The plan includes a "universal service" provision that aims to ensure everybody, even in remote or poor areas, will still be able to send and receive letters and parcels just as they do today. Even after liberalisation, every EU citizen has a right to delivery and collection of post at least once a day, five days a week.

Furthermore, customers in both central London and the Shetland Isles or a business park in Helsinki and northernmost Finnish Lapland should pay the same rate, as a uniform tariff between urban and rural areas must continue to be applied.

If such universal service proves too costly for providers, member states will be permitted to either set up a common fund to which all postal service providers contribute, or provide state funding.

Full, or near-full marketisation of post has already occurred in Germany, Finland, the Netherlands, Sweden and the UK. The new measure will deliver liberalisation in the remaining 22 member states.

Up to now, postal services in the Union had been covered by a 1997 directive that opened up the sector to competition for mail weighing more than 350 grams – essentially large packages – the most profitable sector of the postal market. Items under 350 grams were designated 'reserved areas'.

In 2002, the reserved area was amended down to 100 grams, and as of January, 2006, no mail delivery of items over 50 grams could be monopolised by a national provider.

Following today's vote, all member states will have to eliminate this last reserved area by 2011.

Greece has been given an extra two-year grace period due to its unusual geography, which makes postal delivery both difficult and expensive, and Luxembourg has been given its own allowances due to its small size.

Postal services in the EU handle an estimated 135 billion items per year, according to commission figures, with an estimated turnover of €88 billion and employing some 5.2 million people across the bloc.

Not all MEPs supported the move, with left-wing members worried liberalisation will hurt both consumers and employees in the postal sector.

Portuguese GUE/NGL MEP Pedro Guerreiro said the directive is part of "an ongoing process of dismantling and destroying public services and it puts publicly managed and democratically controlled infrastructures at risk."

Trade unionists are also opposed to postal liberalisation.
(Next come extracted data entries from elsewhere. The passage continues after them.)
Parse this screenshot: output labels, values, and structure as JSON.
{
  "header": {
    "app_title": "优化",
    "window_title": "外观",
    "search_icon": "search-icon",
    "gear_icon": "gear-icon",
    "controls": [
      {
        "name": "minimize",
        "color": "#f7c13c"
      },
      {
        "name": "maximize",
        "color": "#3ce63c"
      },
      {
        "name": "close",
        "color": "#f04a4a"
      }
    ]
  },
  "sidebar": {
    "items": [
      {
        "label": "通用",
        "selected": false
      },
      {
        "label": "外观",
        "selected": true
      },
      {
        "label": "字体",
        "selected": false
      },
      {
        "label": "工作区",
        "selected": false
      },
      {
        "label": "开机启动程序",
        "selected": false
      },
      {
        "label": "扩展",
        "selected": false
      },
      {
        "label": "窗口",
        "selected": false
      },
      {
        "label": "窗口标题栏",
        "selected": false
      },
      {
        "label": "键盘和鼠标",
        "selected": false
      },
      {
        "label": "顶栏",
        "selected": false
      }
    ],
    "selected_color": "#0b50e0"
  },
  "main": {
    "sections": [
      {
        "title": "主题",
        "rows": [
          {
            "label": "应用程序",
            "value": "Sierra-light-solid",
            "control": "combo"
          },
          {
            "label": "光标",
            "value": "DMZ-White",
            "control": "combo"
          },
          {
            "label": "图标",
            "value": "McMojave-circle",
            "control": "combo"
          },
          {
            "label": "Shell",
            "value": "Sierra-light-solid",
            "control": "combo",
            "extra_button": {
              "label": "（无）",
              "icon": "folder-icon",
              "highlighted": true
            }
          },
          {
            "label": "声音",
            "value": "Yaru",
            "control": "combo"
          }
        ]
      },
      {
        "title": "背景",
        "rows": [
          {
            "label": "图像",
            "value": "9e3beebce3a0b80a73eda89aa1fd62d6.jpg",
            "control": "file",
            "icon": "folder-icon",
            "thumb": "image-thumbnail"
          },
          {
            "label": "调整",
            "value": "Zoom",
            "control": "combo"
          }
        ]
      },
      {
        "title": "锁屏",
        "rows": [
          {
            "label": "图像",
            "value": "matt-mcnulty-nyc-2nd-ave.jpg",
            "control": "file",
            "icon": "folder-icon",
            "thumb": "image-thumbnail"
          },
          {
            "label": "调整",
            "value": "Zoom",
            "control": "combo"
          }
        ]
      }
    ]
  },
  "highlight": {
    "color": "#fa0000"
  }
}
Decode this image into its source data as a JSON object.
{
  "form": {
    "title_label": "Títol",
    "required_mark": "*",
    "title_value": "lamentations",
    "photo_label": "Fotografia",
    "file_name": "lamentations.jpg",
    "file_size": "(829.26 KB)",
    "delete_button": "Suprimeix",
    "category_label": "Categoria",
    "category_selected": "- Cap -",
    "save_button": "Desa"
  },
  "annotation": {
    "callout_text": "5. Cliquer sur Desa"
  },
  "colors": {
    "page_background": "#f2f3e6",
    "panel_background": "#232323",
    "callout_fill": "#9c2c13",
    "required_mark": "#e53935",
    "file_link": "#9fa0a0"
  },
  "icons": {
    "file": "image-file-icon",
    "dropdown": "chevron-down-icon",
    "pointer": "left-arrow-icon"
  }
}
The European Trade Union Congress is worried that despite the universal service guarantee, the move is being approved "without any clear indication of how postal services to rural, mountain and island-dwelling citizens will be financed."

"[The commission] continues to push for sectoral liberalisation without putting in place a general framework to guarantee respect for principles such as equal access, high-quality services, fair prices, universality, security and social justice."

Opponents point to the UK, where postal liberalisation is already quite advanced. In Britain, there have been thousands of post office closures in recent years, mostly in rural areas. Only around 1,500 of 8,000 rural post offices are profitable, they say.

An amendment proposed by Richard Howitt, a British Labour MEP, supporting free postal services for the blind did not gain enough support to be included in the legislation.